Revenant sur son apprentissage de la vie, il raconte ses doutes, ses tâtonnements.
"Dans ma jeunesse, j’ai combiné la faiblesse à l’absence de discernement d’un garçon de la campagne. Mes points de vue et mon expérience étaient surtout influencés par les événements qui se déroulaient dans la région où j’ai grandi et dans les établissements où j’ai étudié", écrit-il.
"Je m’appuyais sur l’arrogance pour dissimuler mes lacunes", ajoute-t-il.
Dans d’autres extraits publiés par le journal britannique Sunday Times, Mandela revient sur la douleur de l’emprisonnement, née de son impuissance à pouvoir soutenir sa femme, Winnie Mandela, et ses enfants.
"J’ai l’impression que toutes les parties de mon corps, chair, sang, os et âme ne sont plus que de la bile, tant mon impuissance absolue à te venir en aide dans les moments terribles que tu traverses me rend amer", écrit-il dans une lettre à Winnie datée du 1er août 1970.

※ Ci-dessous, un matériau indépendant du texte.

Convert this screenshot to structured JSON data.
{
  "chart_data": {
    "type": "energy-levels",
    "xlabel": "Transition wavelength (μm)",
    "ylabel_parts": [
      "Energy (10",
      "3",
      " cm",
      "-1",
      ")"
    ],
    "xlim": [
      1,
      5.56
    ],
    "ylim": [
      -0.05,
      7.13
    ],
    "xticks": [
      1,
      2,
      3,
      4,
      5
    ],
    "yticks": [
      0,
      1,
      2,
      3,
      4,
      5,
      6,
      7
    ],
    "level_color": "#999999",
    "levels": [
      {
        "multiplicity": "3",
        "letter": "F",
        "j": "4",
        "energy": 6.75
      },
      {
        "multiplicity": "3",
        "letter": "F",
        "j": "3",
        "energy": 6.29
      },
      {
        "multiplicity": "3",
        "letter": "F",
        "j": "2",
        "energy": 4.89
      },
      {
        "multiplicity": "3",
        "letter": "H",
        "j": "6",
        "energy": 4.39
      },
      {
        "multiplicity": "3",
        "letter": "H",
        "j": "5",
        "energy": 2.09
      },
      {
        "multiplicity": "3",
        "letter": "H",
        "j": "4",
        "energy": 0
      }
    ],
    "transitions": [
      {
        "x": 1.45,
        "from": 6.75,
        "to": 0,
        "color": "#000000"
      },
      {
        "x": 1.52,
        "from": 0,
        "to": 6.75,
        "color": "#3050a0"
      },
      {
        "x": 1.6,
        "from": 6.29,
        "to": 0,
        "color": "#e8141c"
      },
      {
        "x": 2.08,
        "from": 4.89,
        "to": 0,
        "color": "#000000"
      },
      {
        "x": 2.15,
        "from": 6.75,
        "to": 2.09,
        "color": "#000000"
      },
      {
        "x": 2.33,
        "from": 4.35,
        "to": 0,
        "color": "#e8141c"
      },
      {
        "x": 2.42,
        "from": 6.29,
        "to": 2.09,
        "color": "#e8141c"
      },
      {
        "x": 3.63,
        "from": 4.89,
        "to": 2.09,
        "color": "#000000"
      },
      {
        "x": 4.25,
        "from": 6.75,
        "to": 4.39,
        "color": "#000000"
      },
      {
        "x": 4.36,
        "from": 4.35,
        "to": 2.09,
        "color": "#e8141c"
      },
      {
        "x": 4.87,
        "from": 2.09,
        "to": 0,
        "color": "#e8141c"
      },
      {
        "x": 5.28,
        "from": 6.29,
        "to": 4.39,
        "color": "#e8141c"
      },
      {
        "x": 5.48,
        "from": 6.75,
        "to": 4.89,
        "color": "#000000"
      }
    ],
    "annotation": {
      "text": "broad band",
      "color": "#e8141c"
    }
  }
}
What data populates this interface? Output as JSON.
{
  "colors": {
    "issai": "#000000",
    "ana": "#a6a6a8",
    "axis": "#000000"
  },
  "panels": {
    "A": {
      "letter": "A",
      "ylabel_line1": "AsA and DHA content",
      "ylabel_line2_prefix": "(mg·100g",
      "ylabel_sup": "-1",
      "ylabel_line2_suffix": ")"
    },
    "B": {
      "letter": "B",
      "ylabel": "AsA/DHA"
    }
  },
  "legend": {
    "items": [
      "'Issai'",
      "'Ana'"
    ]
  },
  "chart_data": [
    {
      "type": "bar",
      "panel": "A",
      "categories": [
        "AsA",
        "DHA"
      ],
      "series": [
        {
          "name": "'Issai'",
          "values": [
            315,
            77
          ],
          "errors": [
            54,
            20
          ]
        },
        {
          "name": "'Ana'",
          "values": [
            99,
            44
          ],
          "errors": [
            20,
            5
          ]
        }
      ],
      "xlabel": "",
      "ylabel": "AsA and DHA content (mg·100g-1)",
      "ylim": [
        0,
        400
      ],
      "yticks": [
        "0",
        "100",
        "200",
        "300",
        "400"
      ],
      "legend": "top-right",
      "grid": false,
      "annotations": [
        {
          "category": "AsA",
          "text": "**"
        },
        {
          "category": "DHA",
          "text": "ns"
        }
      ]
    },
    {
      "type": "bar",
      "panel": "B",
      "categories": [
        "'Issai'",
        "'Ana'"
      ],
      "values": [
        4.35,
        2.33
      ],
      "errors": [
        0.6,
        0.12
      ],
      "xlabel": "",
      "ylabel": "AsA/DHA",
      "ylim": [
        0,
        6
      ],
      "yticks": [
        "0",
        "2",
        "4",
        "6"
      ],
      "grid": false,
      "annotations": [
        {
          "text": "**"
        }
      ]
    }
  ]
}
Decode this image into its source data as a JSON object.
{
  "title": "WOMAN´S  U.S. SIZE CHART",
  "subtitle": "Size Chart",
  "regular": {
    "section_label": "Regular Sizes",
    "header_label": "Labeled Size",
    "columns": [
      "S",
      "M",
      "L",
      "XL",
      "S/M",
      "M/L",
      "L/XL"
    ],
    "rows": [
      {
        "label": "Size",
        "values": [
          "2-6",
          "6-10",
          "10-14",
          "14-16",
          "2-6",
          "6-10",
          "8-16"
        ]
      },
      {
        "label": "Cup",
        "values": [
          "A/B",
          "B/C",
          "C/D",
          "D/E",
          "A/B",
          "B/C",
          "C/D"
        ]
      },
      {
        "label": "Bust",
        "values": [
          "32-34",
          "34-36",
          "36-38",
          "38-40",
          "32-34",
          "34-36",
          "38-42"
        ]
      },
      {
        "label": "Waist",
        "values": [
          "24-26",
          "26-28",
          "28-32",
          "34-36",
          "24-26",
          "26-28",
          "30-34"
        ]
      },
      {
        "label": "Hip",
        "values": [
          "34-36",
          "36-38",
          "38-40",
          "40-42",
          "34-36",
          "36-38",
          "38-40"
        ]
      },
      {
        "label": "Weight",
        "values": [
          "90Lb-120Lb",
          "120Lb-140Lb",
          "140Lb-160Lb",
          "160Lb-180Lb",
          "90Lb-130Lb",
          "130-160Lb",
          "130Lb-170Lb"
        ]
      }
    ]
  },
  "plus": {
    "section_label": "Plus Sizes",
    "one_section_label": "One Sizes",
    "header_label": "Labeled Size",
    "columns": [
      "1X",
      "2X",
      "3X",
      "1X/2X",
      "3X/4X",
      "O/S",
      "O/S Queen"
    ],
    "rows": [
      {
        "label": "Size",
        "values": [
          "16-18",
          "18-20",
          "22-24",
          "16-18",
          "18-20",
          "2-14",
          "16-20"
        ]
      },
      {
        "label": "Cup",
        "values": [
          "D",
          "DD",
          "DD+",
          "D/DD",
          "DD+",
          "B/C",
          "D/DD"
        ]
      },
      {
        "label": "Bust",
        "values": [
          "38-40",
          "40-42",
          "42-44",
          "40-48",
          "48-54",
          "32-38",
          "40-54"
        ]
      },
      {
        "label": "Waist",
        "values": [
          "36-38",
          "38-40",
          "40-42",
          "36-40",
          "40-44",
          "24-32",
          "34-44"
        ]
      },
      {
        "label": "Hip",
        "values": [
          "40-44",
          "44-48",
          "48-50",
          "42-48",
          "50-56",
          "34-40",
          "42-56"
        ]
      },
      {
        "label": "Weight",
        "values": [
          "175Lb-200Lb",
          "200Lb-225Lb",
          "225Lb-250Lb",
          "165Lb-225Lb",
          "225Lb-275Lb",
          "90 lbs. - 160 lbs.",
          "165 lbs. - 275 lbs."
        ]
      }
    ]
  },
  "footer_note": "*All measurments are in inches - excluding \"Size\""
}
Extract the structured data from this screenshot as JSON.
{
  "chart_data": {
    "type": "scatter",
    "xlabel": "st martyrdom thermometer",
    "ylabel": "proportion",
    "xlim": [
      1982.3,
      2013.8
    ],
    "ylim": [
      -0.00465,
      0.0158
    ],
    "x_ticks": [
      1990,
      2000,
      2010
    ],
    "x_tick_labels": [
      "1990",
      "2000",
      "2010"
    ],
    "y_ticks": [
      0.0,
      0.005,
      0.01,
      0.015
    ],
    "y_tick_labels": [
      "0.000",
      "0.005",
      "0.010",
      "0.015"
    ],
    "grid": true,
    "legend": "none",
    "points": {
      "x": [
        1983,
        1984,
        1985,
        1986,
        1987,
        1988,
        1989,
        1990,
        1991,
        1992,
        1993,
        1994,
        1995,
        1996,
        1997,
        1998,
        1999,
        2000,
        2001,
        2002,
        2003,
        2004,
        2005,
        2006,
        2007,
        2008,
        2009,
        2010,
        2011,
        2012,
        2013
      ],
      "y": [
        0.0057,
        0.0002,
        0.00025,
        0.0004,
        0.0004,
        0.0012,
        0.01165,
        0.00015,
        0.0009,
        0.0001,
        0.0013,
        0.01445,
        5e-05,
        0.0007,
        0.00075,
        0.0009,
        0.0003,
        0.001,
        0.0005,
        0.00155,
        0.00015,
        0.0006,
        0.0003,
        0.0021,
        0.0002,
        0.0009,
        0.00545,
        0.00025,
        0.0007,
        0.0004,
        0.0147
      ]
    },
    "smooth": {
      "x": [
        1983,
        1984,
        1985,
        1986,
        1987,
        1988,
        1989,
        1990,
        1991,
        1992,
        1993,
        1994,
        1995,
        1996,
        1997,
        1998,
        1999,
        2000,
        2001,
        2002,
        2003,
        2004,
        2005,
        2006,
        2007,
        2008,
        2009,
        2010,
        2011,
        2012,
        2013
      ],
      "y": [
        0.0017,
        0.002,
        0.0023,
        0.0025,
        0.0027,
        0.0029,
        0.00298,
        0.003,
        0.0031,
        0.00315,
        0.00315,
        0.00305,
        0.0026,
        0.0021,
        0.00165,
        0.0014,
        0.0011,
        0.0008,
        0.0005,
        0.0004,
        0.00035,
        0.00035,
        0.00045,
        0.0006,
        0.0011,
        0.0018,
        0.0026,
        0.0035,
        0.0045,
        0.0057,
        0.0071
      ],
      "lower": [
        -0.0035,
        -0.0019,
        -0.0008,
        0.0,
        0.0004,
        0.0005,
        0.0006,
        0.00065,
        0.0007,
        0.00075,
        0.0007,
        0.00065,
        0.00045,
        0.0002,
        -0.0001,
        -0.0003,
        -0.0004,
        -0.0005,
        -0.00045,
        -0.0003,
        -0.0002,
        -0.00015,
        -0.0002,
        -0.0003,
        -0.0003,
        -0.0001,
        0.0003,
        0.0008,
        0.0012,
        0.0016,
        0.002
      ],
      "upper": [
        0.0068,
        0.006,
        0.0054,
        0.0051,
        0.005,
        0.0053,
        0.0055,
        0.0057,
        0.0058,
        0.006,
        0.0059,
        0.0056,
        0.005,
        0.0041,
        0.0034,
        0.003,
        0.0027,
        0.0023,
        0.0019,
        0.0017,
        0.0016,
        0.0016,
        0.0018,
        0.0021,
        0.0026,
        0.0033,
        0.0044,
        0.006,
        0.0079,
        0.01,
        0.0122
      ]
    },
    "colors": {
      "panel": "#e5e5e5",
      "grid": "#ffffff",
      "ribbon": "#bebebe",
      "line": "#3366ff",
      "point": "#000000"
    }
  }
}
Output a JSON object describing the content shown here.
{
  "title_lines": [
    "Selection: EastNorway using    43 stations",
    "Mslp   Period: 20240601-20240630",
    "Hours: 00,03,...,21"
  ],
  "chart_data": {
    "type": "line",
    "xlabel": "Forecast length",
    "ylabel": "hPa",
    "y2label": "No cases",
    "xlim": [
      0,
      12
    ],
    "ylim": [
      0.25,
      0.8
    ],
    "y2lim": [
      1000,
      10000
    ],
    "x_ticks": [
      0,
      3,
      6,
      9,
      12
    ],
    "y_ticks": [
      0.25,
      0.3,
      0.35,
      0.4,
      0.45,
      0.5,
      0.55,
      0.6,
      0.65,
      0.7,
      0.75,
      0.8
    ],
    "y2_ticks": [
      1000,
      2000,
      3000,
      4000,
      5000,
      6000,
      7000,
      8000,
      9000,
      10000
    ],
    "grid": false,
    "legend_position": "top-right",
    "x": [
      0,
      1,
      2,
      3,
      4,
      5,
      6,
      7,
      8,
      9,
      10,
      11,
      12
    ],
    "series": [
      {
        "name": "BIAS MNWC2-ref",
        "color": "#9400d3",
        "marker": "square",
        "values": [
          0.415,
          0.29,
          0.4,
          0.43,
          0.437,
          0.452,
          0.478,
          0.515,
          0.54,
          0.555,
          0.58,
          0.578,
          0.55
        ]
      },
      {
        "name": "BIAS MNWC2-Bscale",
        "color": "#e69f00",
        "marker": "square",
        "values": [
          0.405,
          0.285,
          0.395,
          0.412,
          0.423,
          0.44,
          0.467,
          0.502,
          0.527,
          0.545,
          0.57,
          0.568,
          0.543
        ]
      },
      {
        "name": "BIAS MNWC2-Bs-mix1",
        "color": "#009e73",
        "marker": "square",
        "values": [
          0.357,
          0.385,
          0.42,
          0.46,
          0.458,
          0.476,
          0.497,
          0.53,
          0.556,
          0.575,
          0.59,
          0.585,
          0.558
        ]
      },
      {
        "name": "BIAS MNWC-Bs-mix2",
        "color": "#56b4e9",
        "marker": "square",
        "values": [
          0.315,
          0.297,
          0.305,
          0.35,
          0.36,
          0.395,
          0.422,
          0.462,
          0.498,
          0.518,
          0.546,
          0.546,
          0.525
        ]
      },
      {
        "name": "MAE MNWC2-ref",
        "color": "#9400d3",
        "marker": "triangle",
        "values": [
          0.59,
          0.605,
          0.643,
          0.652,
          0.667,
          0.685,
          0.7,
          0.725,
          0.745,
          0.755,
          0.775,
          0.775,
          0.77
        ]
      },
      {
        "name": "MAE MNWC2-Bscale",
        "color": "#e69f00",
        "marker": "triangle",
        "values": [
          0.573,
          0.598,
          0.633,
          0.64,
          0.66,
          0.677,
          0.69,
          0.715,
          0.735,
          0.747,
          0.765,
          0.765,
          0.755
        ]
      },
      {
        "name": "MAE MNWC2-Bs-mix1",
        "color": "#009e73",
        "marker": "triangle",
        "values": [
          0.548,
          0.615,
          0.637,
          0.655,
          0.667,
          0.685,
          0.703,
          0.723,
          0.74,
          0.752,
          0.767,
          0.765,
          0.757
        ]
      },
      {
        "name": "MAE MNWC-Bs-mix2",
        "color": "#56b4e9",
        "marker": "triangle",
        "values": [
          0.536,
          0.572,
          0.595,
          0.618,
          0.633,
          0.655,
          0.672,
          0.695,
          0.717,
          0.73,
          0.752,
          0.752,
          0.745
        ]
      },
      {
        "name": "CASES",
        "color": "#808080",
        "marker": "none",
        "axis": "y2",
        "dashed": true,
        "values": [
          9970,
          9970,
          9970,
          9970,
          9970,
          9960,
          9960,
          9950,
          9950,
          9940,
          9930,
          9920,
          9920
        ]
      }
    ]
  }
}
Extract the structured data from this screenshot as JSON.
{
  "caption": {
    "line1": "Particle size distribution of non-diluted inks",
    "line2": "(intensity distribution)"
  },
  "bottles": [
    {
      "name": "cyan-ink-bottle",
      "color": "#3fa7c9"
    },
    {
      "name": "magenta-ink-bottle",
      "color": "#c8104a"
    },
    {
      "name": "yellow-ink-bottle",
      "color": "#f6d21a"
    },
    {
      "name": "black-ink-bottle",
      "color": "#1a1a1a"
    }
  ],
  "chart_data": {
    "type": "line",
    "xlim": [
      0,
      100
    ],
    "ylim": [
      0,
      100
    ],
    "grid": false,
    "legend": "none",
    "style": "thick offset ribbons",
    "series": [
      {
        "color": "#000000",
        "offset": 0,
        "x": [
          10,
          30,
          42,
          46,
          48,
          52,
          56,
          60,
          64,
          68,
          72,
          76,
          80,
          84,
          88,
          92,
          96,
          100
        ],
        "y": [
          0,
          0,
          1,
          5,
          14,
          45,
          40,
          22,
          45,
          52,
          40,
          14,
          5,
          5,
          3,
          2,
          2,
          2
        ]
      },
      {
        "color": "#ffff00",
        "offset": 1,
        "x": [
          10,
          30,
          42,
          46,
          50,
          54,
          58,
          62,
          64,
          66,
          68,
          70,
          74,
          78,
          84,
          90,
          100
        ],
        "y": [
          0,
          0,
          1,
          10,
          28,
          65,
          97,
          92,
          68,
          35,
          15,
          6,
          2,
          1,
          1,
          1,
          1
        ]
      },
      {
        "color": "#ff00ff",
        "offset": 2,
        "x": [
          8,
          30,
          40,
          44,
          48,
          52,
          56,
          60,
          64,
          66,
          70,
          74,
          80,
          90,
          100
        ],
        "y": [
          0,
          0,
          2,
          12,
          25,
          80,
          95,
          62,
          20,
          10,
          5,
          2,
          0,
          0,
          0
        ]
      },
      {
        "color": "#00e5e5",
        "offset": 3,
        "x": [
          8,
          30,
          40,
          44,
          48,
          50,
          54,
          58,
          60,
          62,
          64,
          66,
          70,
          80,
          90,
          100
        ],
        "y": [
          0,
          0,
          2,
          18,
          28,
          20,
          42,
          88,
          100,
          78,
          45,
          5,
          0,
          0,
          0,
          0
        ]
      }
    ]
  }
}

En 1969, Winnie Mandela est aussi emprisonnée. Mandela écrit alors des mots poignants à ses filles, Zeni et Zindi, 9 ans et 10 ans, privées de leur mère et de leur père.
Les lettres évoquent ses relations parfois orageuses avec Winnie qui lui rappelle, un jour, qu’elle a dû élever, seule, leurs enfants. Ils divorceront après la libération de Nelson.
La correspondance fait aussi apparaître la détresse de Mandela à la mort de Thembi, 24 ans, –l’aîné des deux fils qu’il a eu de son premier mariage– dans un accident de voiture en 1969. Il se verra refuser la permission de sortie de prison pour assister à ses obsèques.